Vice-presidente do União Brasil recebeu R$ 3,6 milhões do banco Master

Relatório indica repasses a empresa de ACM Neto após eleições de 2022; ele afirma que valores são de serviços de consultoria.

Publicado em: 11/03/2026 às 08:19 | Atualizado em: 11/03/2026 às 08:22

Uma empresa do vice-presidente do União Brasil, ACM Neto, recebeu R$ 3,6 milhões do banco Master e da gestora Reag, segundo relatório do Conselho de Controle de Atividades Financeiras (Coaf).

Os repasses ocorreram entre dezembro de 2022 e maio de 2024 para a empresa A&M Consultoria Ltda., da qual ACM Neto é sócio ao lado da esposa.

De acordo com o Coaf, entre junho de 2023 e maio de 2024 a empresa recebeu R$ 1,5 milhão em 11 transferências da Reag e R$ 1,3 milhão em nove repasses do Banco Master. Antes disso, também foram registrados pagamentos de R$ 422,3 mil do banco e R$ 281,5 mil da gestora.

No mesmo período, ACM Neto recebeu R$ 4,2 milhões de sua própria empresa em 14 transferências.

A A&M Consultoria foi aberta em 28 de dezembro de 2022, com capital social de R$ 2 mil. Segundo dados da Receita Federal, a atividade principal é consultoria em gestão empresarial.

No relatório, o Coaf afirma que a empresa movimentou valores considerados elevados em relação à capacidade financeira declarada.

Procurado, ACM Neto confirmou os pagamentos e disse que os valores correspondem a serviços de consultoria prestados às empresas.

“Isto sempre ocorreu com contratos formais, com o devido recolhimento de impostos e trabalhos de consultoria efetivamente executados”, afirmou em nota.

Ele acrescentou que os serviços estavam relacionados à análise da agenda político-econômica nacional e que não há irregularidades nas atividades.

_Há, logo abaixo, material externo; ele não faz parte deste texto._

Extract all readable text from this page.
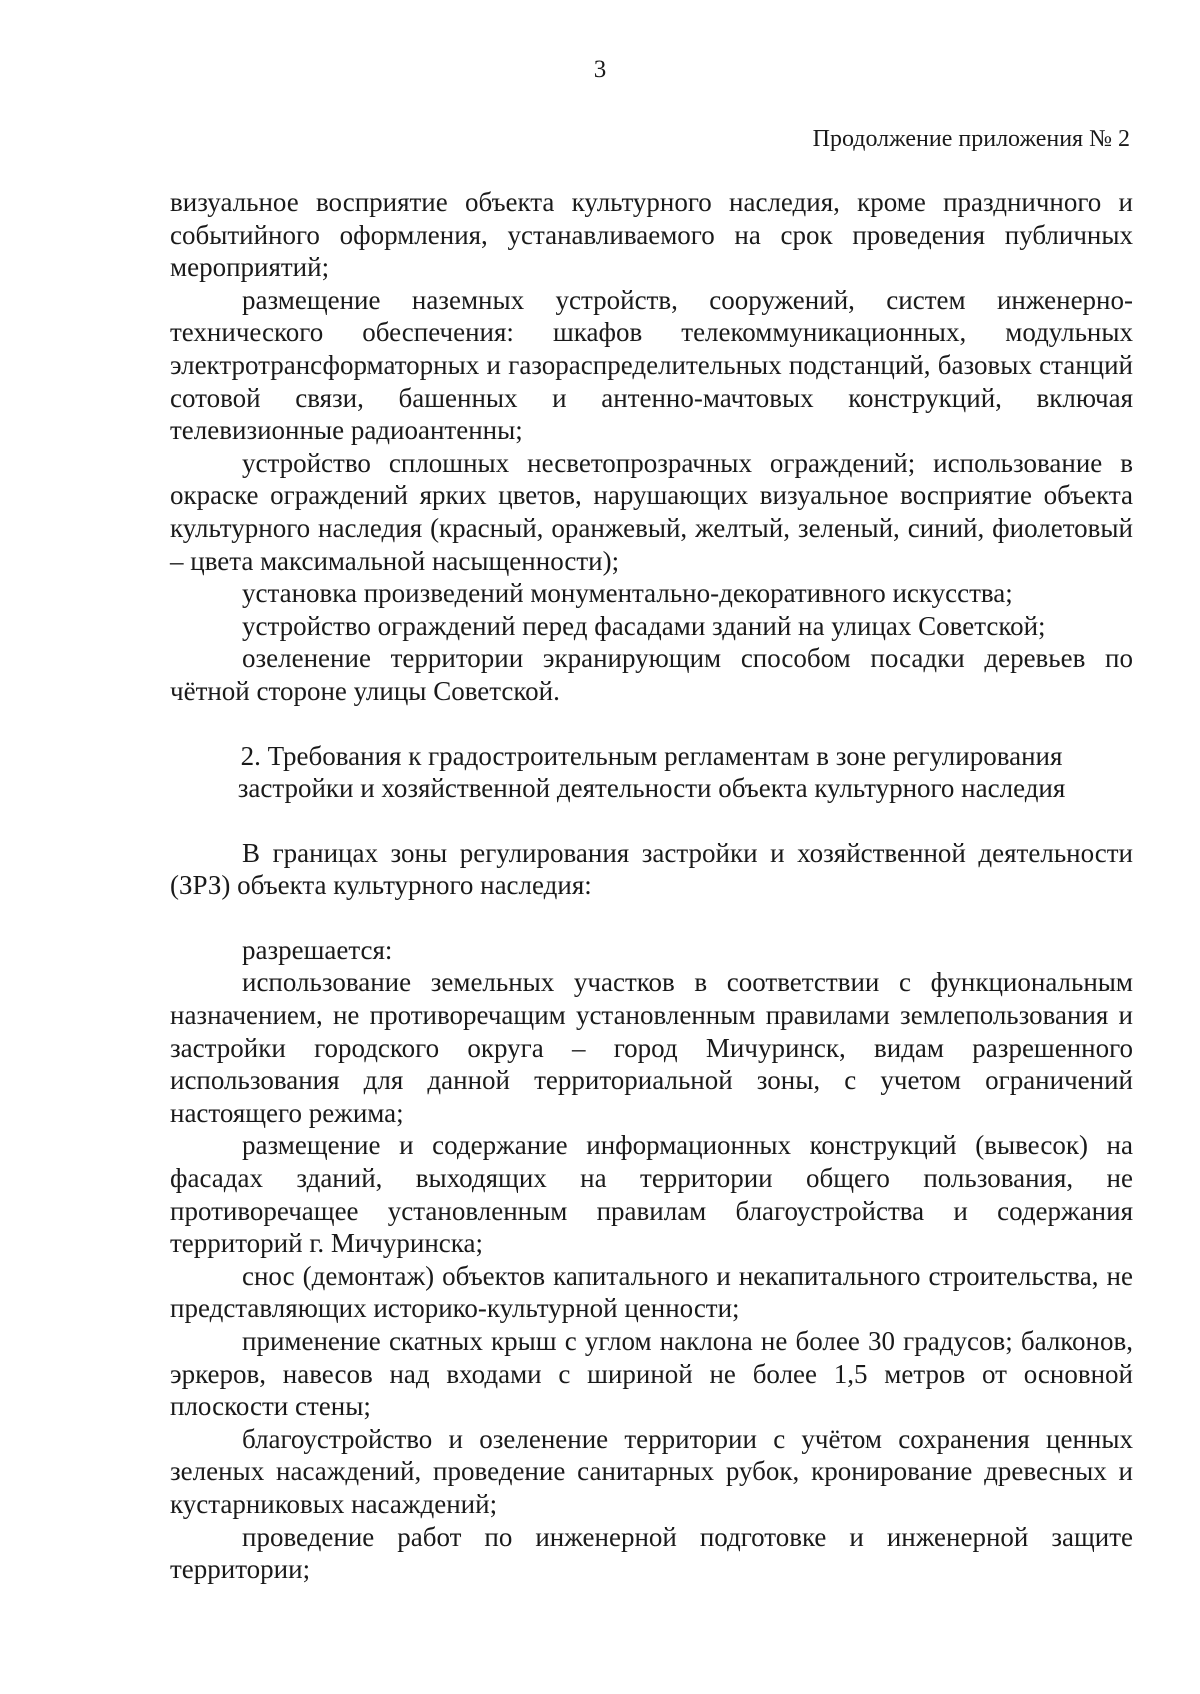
3
Продолжение приложения № 2

визуальное восприятие объекта культурного наследия, кроме праздничного и событийного оформления, устанавливаемого на срок проведения публичных мероприятий;

размещение наземных устройств, сооружений, систем инженерно-технического обеспечения: шкафов телекоммуникационных, модульных электротрансформаторных и газораспределительных подстанций, базовых станций сотовой связи, башенных и антенно-мачтовых конструкций, включая телевизионные радиоантенны;

устройство сплошных несветопрозрачных ограждений; использование в окраске ограждений ярких цветов, нарушающих визуальное восприятие объекта культурного наследия (красный, оранжевый, желтый, зеленый, синий, фиолетовый – цвета максимальной насыщенности);

установка произведений монументально-декоративного искусства;

устройство ограждений перед фасадами зданий на улицах Советской;

озеленение территории экранирующим способом посадки деревьев по чётной стороне улицы Советской.

2. Требования к градостроительным регламентам в зоне регулирования застройки и хозяйственной деятельности объекта культурного наследия

В границах зоны регулирования застройки и хозяйственной деятельности (ЗРЗ) объекта культурного наследия:

разрешается:

использование земельных участков в соответствии с функциональным назначением, не противоречащим установленным правилами землепользования и застройки городского округа – город Мичуринск, видам разрешенного использования для данной территориальной зоны, с учетом ограничений настоящего режима;

размещение и содержание информационных конструкций (вывесок) на фасадах зданий, выходящих на территории общего пользования, не противоречащее установленным правилам благоустройства и содержания территорий г. Мичуринска;

снос (демонтаж) объектов капитального и некапитального строительства, не представляющих историко-культурной ценности;

применение скатных крыш с углом наклона не более 30 градусов; балконов, эркеров, навесов над входами с шириной не более 1,5 метров от основной плоскости стены;

благоустройство и озеленение территории с учётом сохранения ценных зеленых насаждений, проведение санитарных рубок, кронирование древесных и кустарниковых насаждений;

проведение работ по инженерной подготовке и инженерной защите территории;
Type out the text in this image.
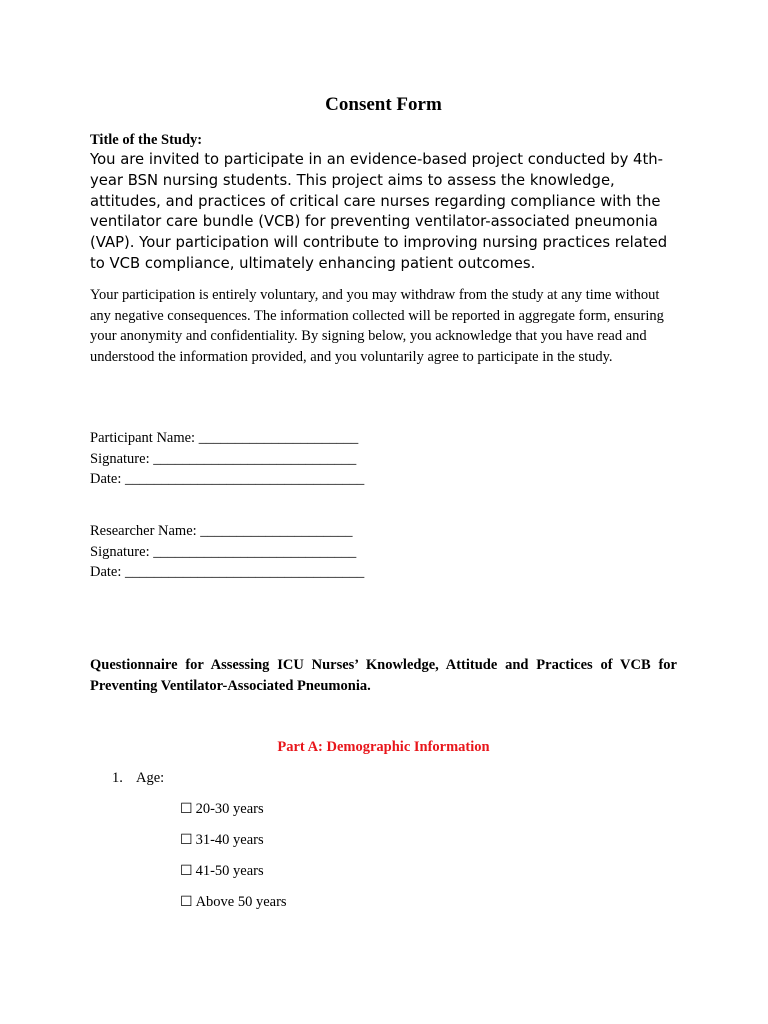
Consent Form
Title of the Study:

You are invited to participate in an evidence-based project conducted by 4th-year BSN nursing students. This project aims to assess the knowledge, attitudes, and practices of critical care nurses regarding compliance with the ventilator care bundle (VCB) for preventing ventilator-associated pneumonia (VAP). Your participation will contribute to improving nursing practices related to VCB compliance, ultimately enhancing patient outcomes.

Your participation is entirely voluntary, and you may withdraw from the study at any time without any negative consequences. The information collected will be reported in aggregate form, ensuring your anonymity and confidentiality. By signing below, you acknowledge that you have read and understood the information provided, and you voluntarily agree to participate in the study.

Participant Name: ______________________
Signature: ____________________________
Date: _________________________________
Researcher Name: _____________________
Signature: ____________________________
Date: _________________________________

Questionnaire for Assessing ICU Nurses’ Knowledge, Attitude and Practices of VCB for Preventing Ventilator-Associated Pneumonia.

Part A: Demographic Information
1. Age:
☐ 20-30 years
☐ 31-40 years
☐ 41-50 years
☐ Above 50 years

O Banco Master é investigado pela Polícia Federal por suspeita de fraude no sistema financeiro que pode chegar a R$ 12 bilhões. A instituição foi liquidada pelo Banco Central do Brasil em novembro de 2025.

O fundador do banco, Daniel Vorcaro, foi preso novamente na semana passada por decisão do ministro André Mendonça, relator do caso no Supremo Tribunal Federal.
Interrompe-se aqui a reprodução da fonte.